There was also something special about making the decision about what film I would load each day. Color? B&W? What speed of film for the light I was anticipating that day? All of these decisions had to be made in advance. With digital they can all nearly be made after the fact. It was one of the most difficult parts of my transition from film to digital a few years ago. When I compose an image in the viewfinder, if I had B&W film in my camera, I composed for shapes, light and shadows, each contributing to the “weight” of what was in the frame and how I would balance it. If I was shooting color, I would add how to that how the color affected what my eye was directed to and adjust the composition accordingly.
With digital, I’m always shooting in color. I may choose to make the image B&W during digital processing later at my computer, but the fact that while I’m composing the frame in my camera, I have to ask myself, is this going to be a color image or B&W? If I can’t immediately make a decision, suddenly my ability to compose can be compromised if I decide to put off the decision until I’m sitting at my computer.
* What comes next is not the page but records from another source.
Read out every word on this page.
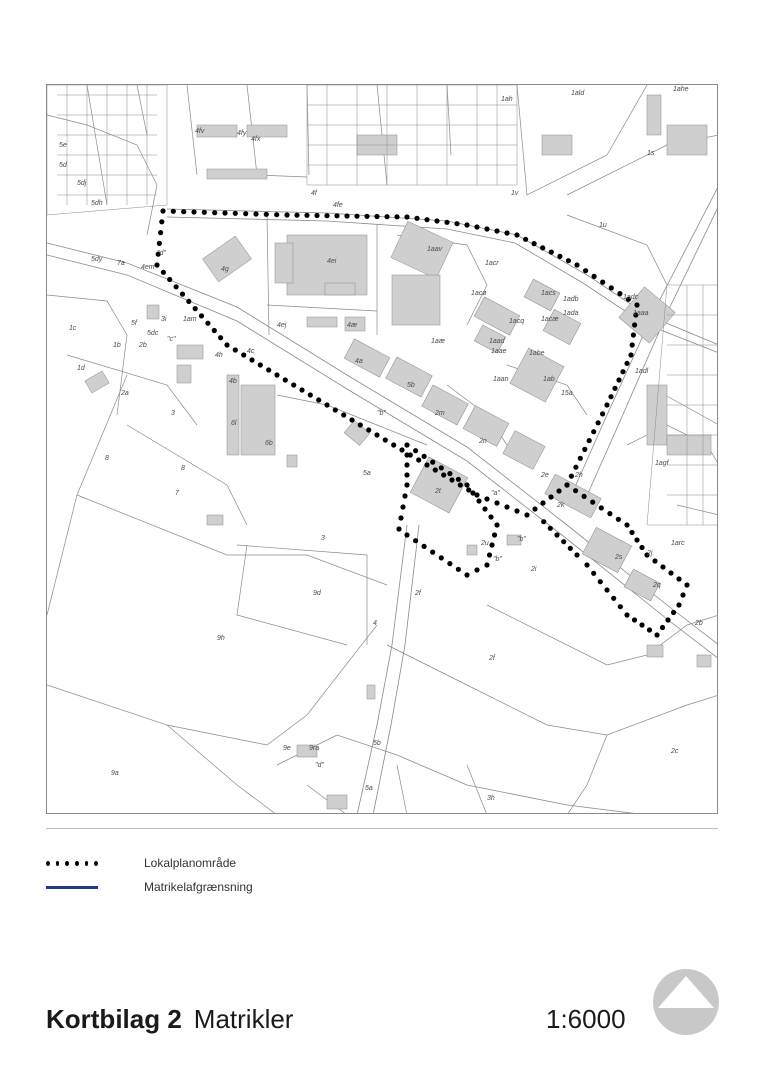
1c
1d
1b	2b
2a
3
8
8
7
6l
6b
5a
3
9d
9h
9a
9e	9ra
4
5b
5a
3h
2f
2f
2c
2b
2q
2s
2k
2h
2e
2n
2m
5b
4a
4ej	4æ
4g
4ei
4em
1aav
1acø
1aæ
1acr
1acs
1acæ
1ada
1adb
1acq
1aad
1abe
1aae
1aan	1ab
15a
1aaa
1adc
1adl
1agf
1arc
1s
1v
1u
1ah
1ald
1ahe
4fv
4fx
4fy
4f
4fe
4c
4h
4b
3i
2t
2u
2i
2j
5dy
7a
1am
5dc
5f
5e
5d
5dj
5dh
"d"
"b"
"a"
"b"
"c"
"d"
"b"
Lokalplanområde
Matrikelafgrænsning
Kortbilag 2 Matrikler	1:6000
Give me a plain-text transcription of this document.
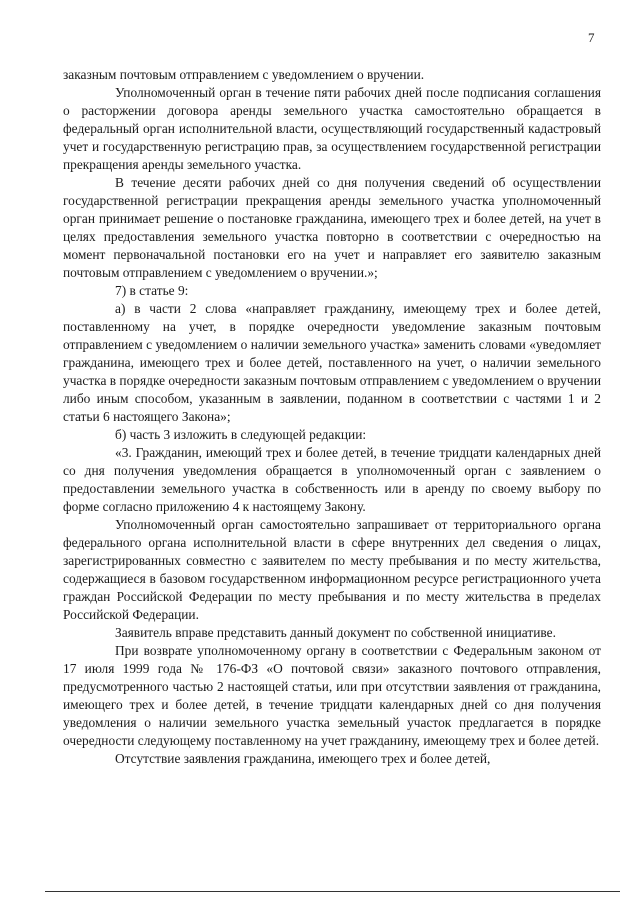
7

заказным почтовым отправлением с уведомлением о вручении.

Уполномоченный орган в течение пяти рабочих дней после подписания соглашения о расторжении договора аренды земельного участка самостоятельно обращается в федеральный орган исполнительной власти, осуществляющий государственный кадастровый учет и государственную регистрацию прав, за осуществлением государственной регистрации прекращения аренды земельного участка.

В течение десяти рабочих дней со дня получения сведений об осуществлении государственной регистрации прекращения аренды земельного участка уполномоченный орган принимает решение о постановке гражданина, имеющего трех и более детей, на учет в целях предоставления земельного участка повторно в соответствии с очередностью на момент первоначальной постановки его на учет и направляет его заявителю заказным почтовым отправлением с уведомлением о вручении.»;

7) в статье 9:

а) в части 2 слова «направляет гражданину, имеющему трех и более детей, поставленному на учет, в порядке очередности уведомление заказным почтовым отправлением с уведомлением о наличии земельного участка» заменить словами «уведомляет гражданина, имеющего трех и более детей, поставленного на учет, о наличии земельного участка в порядке очередности заказным почтовым отправлением с уведомлением о вручении либо иным способом, указанным в заявлении, поданном в соответствии с частями 1 и 2 статьи 6 настоящего Закона»;

б) часть 3 изложить в следующей редакции:

«3. Гражданин, имеющий трех и более детей, в течение тридцати календарных дней со дня получения уведомления обращается в уполномоченный орган с заявлением о предоставлении земельного участка в собственность или в аренду по своему выбору по форме согласно приложению 4 к настоящему Закону.

Уполномоченный орган самостоятельно запрашивает от территориального органа федерального органа исполнительной власти в сфере внутренних дел сведения о лицах, зарегистрированных совместно с заявителем по месту пребывания и по месту жительства, содержащиеся в базовом государственном информационном ресурсе регистрационного учета граждан Российской Федерации по месту пребывания и по месту жительства в пределах Российской Федерации.

Заявитель вправе представить данный документ по собственной инициативе.

При возврате уполномоченному органу в соответствии с Федеральным законом от 17 июля 1999 года № 176-ФЗ «О почтовой связи» заказного почтового отправления, предусмотренного частью 2 настоящей статьи, или при отсутствии заявления от гражданина, имеющего трех и более детей, в течение тридцати календарных дней со дня получения уведомления о наличии земельного участка земельный участок предлагается в порядке очередности следующему поставленному на учет гражданину, имеющему трех и более детей.

Отсутствие заявления гражданина, имеющего трех и более детей,
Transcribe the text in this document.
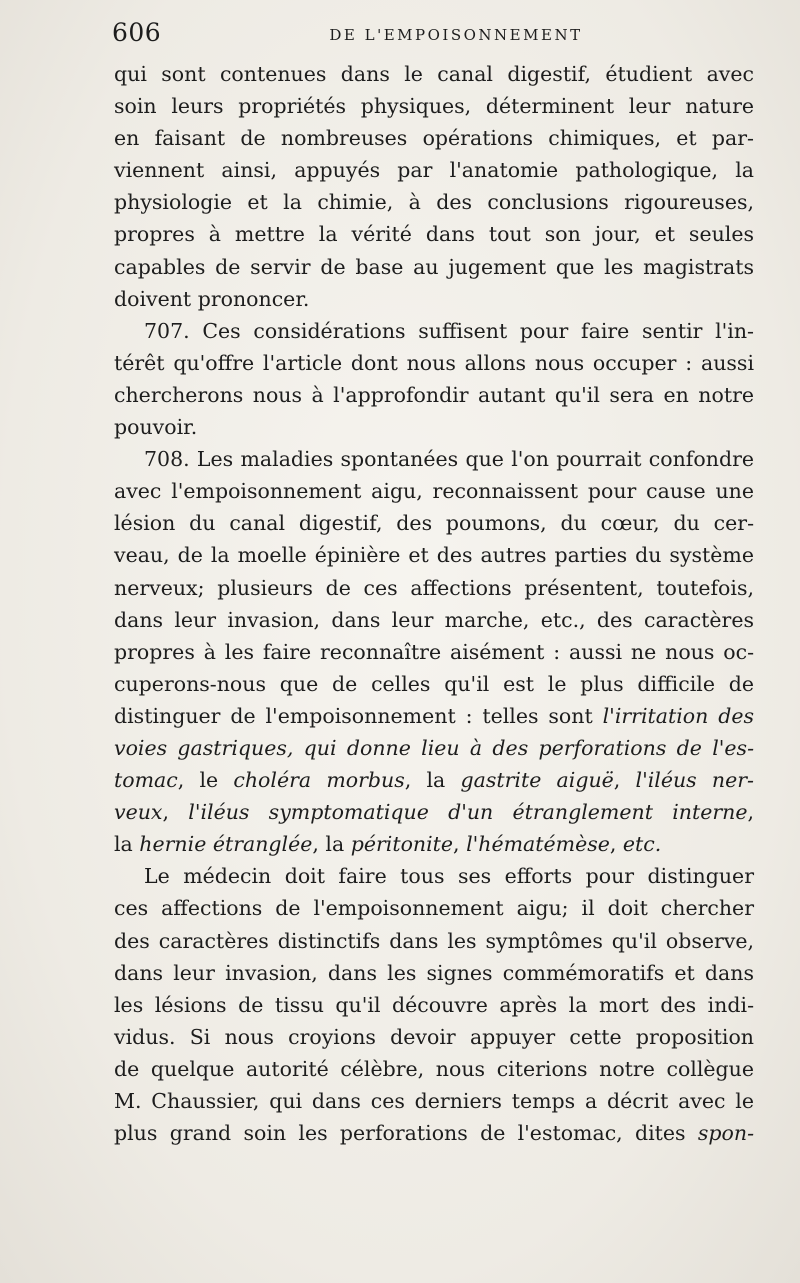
606	DE L'EMPOISONNEMENT
qui sont contenues dans le canal digestif, étudient avec
soin leurs propriétés physiques, déterminent leur nature
en faisant de nombreuses opérations chimiques, et par-
viennent ainsi, appuyés par l'anatomie pathologique, la
physiologie et la chimie, à des conclusions rigoureuses,
propres à mettre la vérité dans tout son jour, et seules
capables de servir de base au jugement que les magistrats
doivent prononcer.
707. Ces considérations suffisent pour faire sentir l'in-
térêt qu'offre l'article dont nous allons nous occuper : aussi
chercherons nous à l'approfondir autant qu'il sera en notre
pouvoir.
708. Les maladies spontanées que l'on pourrait confondre
avec l'empoisonnement aigu, reconnaissent pour cause une
lésion du canal digestif, des poumons, du cœur, du cer-
veau, de la moelle épinière et des autres parties du système
nerveux; plusieurs de ces affections présentent, toutefois,
dans leur invasion, dans leur marche, etc., des caractères
propres à les faire reconnaître aisément : aussi ne nous oc-
cuperons-nous que de celles qu'il est le plus difficile de
distinguer de l'empoisonnement : telles sont l'irritation des
voies gastriques, qui donne lieu à des perforations de l'es-
tomac, le choléra morbus, la gastrite aiguë, l'iléus ner-
veux, l'iléus symptomatique d'un étranglement interne,
la hernie étranglée, la péritonite, l'hématémèse, etc.
Le médecin doit faire tous ses efforts pour distinguer
ces affections de l'empoisonnement aigu; il doit chercher
des caractères distinctifs dans les symptômes qu'il observe,
dans leur invasion, dans les signes commémoratifs et dans
les lésions de tissu qu'il découvre après la mort des indi-
vidus. Si nous croyions devoir appuyer cette proposition
de quelque autorité célèbre, nous citerions notre collègue
M. Chaussier, qui dans ces derniers temps a décrit avec le
plus grand soin les perforations de l'estomac, dites spon-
We continued to walk through the exhibit discussing this conundrum. We considered the option of shooting in digital B&W mode, which could be a solution, forcing myself to go back to my previous workflow of deciding B&W or color when I loaded the film into my camera and compose accordingly, but I’d have to experiment with that. Part of the advantage of shooting color even though I know the image I’m making will end up as a B&W image, is that by using the red, blue and green channels of my digital image I’m able to accomplish what I used to do with lens filters when I shot B&W film to darken or lighten specific colors into a specific range of shades of gray as they were exposed on the negative.
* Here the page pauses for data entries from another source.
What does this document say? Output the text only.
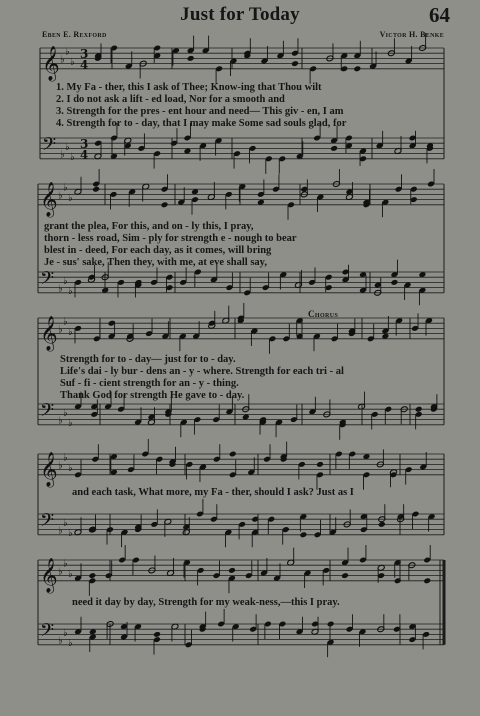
Just for Today	64
Eben E. Rexford	Victor H. Benke
Chorus
𝄞 ♭
♭
♭
3
4
𝄢 ♭
♭
♭
3
4
𝄞 ♭
♭
♭
𝄢 ♭
♭
♭
𝄞 ♭
♭
♭
𝄢 ♭
♭
♭
𝄞 ♭
♭
♭
𝄢 ♭
♭
♭
𝄞 ♭
♭
♭
𝄢 ♭
♭
♭
1. My Fa - ther, this I ask of Thee; Know-ing that Thou wilt
2. I do not ask a lift - ed load, Nor for a smooth and
3. Strength for the pres - ent hour and need— This giv - en, I am
4. Strength for to - day, that I may make Some sad souls glad, for
grant the plea, For this, and on - ly this, I pray,
thorn - less road, Sim - ply for strength e - nough to bear
blest in - deed, For each day, as it comes, will bring
Je - sus' sake, Then they, with me, at eve shall say,
Strength for to - day— just for to - day.
Life's dai - ly bur - dens an - y - where. Strength for each tri - al
Suf - fi - cient strength for an - y - thing.
Thank God for strength He gave to - day.
and each task, What more, my Fa - ther, should I ask? Just as I
need it day by day, Strength for my weak-ness,—this I pray.
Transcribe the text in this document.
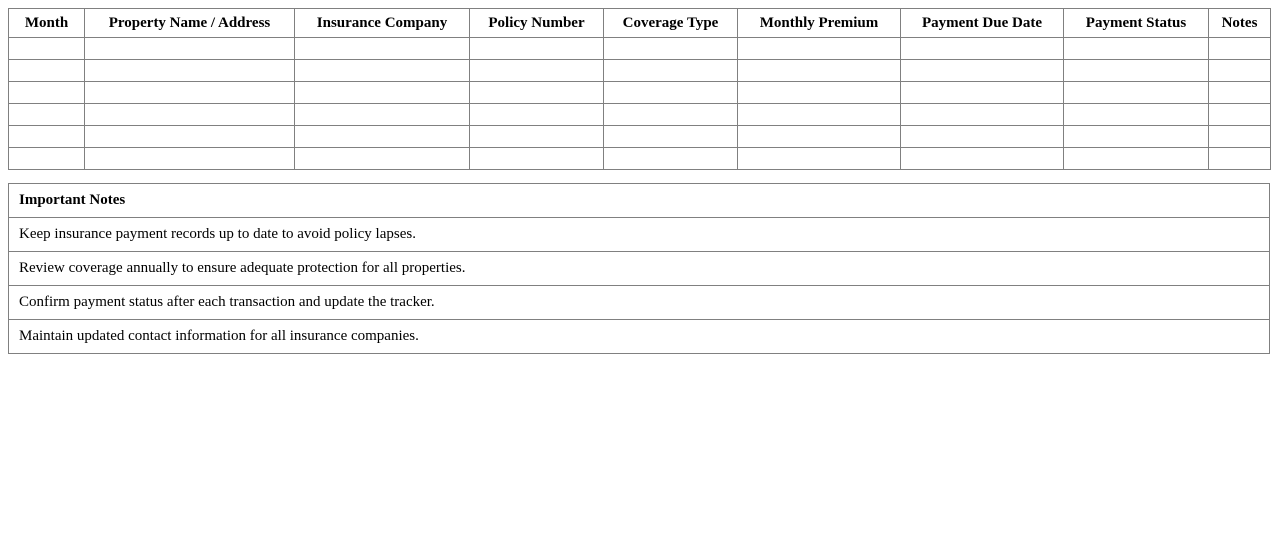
Month	Property Name / Address	Insurance Company	Policy Number	Coverage Type	Monthly Premium	Payment Due Date	Payment Status	Notes

Important Notes
Keep insurance payment records up to date to avoid policy lapses.
Review coverage annually to ensure adequate protection for all properties.
Confirm payment status after each transaction and update the tracker.
Maintain updated contact information for all insurance companies.
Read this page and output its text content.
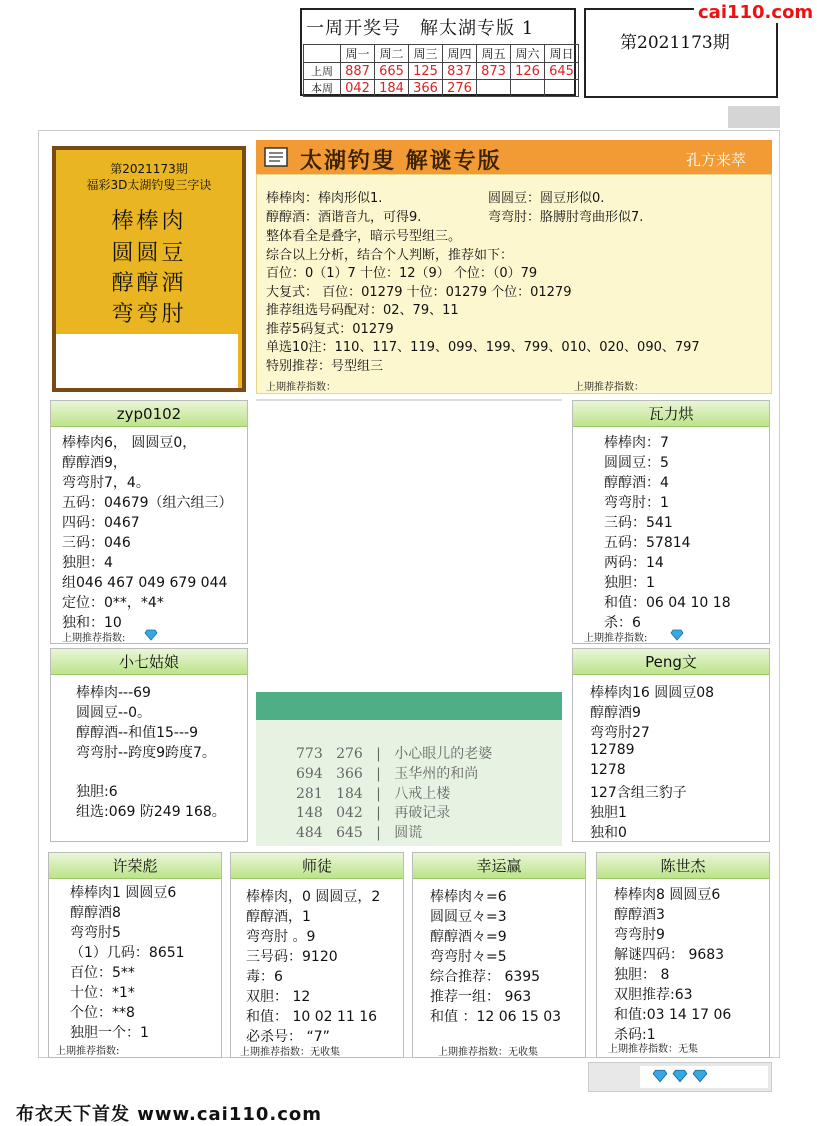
一周开奖号　解太湖专版 1
	周一	周二	周三	周四	周五	周六	周日
上周	887	665	125	837	873	126	645
本周	042	184	366	276			
第2021173期
cai110.com
第2021173期
福彩3D太湖钓叟三字诀
棒棒肉
圆圆豆
醇醇酒
弯弯肘
太湖钓叟 解谜专版	孔方来萃
棒棒肉：棒肉形似1.	圆圆豆：圆豆形似0.
醇醇酒：酒谐音九，可得9.	弯弯肘：胳膊肘弯曲形似7.
整体看全是叠字，暗示号型组三。
综合以上分析，结合个人判断，推荐如下：
百位：0（1）7 十位：12（9） 个位：（0）79
大复式： 百位：01279 十位：01279 个位：01279
推荐组选号码配对：02、79、11
推荐5码复式：01279
单选10注：110、117、119、099、199、799、010、020、090、797
特别推荐：号型组三
上期推荐指数：	上期推荐指数：
zyp0102
棒棒肉6， 圆圆豆0，
醇醇酒9，
弯弯肘7，4。
五码：04679（组六组三）
四码：0467
三码：046
独胆：4
组046 467 049 679 044
定位：0**，*4*
独和：10
上期推荐指数:
瓦力烘
棒棒肉：7
圆圆豆：5
醇醇酒：4
弯弯肘：1
三码：541
五码：57814
两码：14
独胆：1
和值：06 04 10 18
杀：6
上期推荐指数:
小七姑娘
棒棒肉---69
圆圆豆--0。
醇醇酒--和值15---9
弯弯肘--跨度9跨度7。
独胆:6
组选:069 防249 168。
Peng文
棒棒肉16 圆圆豆08
醇醇酒9
弯弯肘27
12789
1278
127含组三豹子
独胆1
独和0
773 276   |   小心眼儿的老婆
694 366   |   玉华州的和尚
281 184   |   八戒上楼
148 042   |   再破记录
484 645   |   圆谎
许荣彪
棒棒肉1 圆圆豆6
醇醇酒8
弯弯肘5
（1）几码：8651
百位：5**
十位：*1*
个位：**8
独胆一个：1
上期推荐指数:
师徒
棒棒肉，0 圆圆豆，2
醇醇酒，1
弯弯肘 。9
三号码：9120
毒：6
双胆： 12
和值： 10 02 11 16
必杀号： “7”
上期推荐指数：无收集
幸运赢
棒棒肉々=6
圆圆豆々=3
醇醇酒々=9
弯弯肘々=5
综合推荐： 6395
推荐一组： 963
和值 ：12 06 15 03
上期推荐指数：无收集
陈世杰
棒棒肉8 圆圆豆6
醇醇酒3
弯弯肘9
解谜四码： 9683
独胆： 8
双胆推荐:63
和值:03 14 17 06
杀码:1
上期推荐指数：无集
布衣天下首发 www.cai110.com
If I shoot in B&W digital, will I still have my RGB filtering choices? I’ll have to experiment with that. The idea of committing to B&W while I’m shooting is something I’ve missed in my work since I migrated to using digital almost exclusively these days.
Time to crack open the manual and do some tests!
The other disadvantage to digital is the lag time between pressing the shutter and when the camera actually exposes the image. On my pro cameras, this isn’t an issue. The exposure is made milliseconds after I press the shutter. But on some mid to lower end digital cameras, there might be a delay of up to a second or more while the camera takes a light reading and focuses. Too late. It’s even worse on an iPhone. The decisive moment becomes extremely sloppy.
The pictures in and around the Art Institute on this blog entry I took with my iPhone, since I didn’t want to check my camera at the Art Institute’s coat check and was traveling light. The new iPhone 4 can actually make a fairly high quality photograph for a phone camera.
As I walked out of the exhibit into the bright sunlight and saw two bikers approaching me on the street from opposite directions, I quickly swiped my iPhone on, selected the camera app, waited for it to launch and composed the image as the seconds maddeningly ticked away. I tapped the shutter button earlier than I would with my pro cameras, trying to account for the delay in the electronic shutter to try to capture the cyclists before they reached each other in the frame, … and… well… not too bad. A quarter of a second later than what I would have considered the decisive moment… but all in all, not awful.
An incredibly inspiring day. If you’re in Chicago this weekend, go see the Henri Cartier-Bresson exhibit and reinvigorate your creative batteries! It closes October 3rd.